Nasi zaczęli tegoroczną Ligę Światową od dwóch porażek z Brazylijczykami. Canarinhos pozwolili nam ugrać tylko seta.
- Wtedy graliśmy pierwszy raz, to nie była jeszcze nasza siatkówka - tłumaczy argentyński trener. - Teraz chcemy pokazać inną twarz, dodać grze agresji. Najbardziej cieszy mnie, że niemal z dnia na dzień widzę postępy chłopaków.
Na razie trener kadry nie skorzysta z największych gwiazd drużyny, które dostały dłuższe urlopy. Jedni - jak Michał Winiarski (26 l.) - trenują indywidualnie, inni - jak Mariusz Wlazły (26 l.) - przechodzą rehabilitację.

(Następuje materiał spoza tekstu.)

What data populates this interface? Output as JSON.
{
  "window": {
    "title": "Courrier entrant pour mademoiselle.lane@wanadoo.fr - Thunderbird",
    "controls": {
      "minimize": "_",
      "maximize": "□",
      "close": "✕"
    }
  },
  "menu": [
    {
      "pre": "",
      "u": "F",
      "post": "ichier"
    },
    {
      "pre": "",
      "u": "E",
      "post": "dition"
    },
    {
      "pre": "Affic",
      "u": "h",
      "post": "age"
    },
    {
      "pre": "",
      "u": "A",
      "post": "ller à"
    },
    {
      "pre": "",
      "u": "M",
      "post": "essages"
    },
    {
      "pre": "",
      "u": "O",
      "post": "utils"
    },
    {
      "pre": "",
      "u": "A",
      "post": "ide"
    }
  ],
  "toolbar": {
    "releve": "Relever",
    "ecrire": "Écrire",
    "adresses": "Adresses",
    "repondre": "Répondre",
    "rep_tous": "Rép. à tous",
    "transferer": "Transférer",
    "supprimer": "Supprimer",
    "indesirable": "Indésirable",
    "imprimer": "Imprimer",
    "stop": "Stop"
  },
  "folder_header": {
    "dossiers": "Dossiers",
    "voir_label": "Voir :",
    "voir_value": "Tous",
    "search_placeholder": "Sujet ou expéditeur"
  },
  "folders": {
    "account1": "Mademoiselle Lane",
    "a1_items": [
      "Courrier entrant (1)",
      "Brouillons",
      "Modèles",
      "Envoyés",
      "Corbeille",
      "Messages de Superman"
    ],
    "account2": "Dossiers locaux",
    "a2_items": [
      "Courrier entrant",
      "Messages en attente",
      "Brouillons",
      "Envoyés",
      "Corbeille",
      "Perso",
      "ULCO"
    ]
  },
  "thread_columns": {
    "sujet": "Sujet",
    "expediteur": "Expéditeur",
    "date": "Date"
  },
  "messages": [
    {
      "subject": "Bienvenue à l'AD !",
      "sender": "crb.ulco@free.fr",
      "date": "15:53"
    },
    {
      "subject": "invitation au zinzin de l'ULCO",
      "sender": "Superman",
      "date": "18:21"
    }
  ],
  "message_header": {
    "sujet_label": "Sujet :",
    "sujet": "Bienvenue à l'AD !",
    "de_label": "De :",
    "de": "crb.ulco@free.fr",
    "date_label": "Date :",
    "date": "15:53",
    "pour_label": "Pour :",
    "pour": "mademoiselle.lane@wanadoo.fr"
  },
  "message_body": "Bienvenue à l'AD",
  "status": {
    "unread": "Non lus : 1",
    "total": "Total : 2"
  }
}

- Z Mariuszem postępujemy ostrożnie, badamy jego kolano tydzień po tygodniu, nie chcemy nic przyspieszać. Wciąż nie wykluczam, że weźmie udział w kwalifikacjach mistrzostw świata - mówi Castellani. - Winiar przechodzi osobny program kuracji kręgosłupa, sporo pracuje na basenie. Powinien być gotowy do normalnych treningów za dwa tygodnie.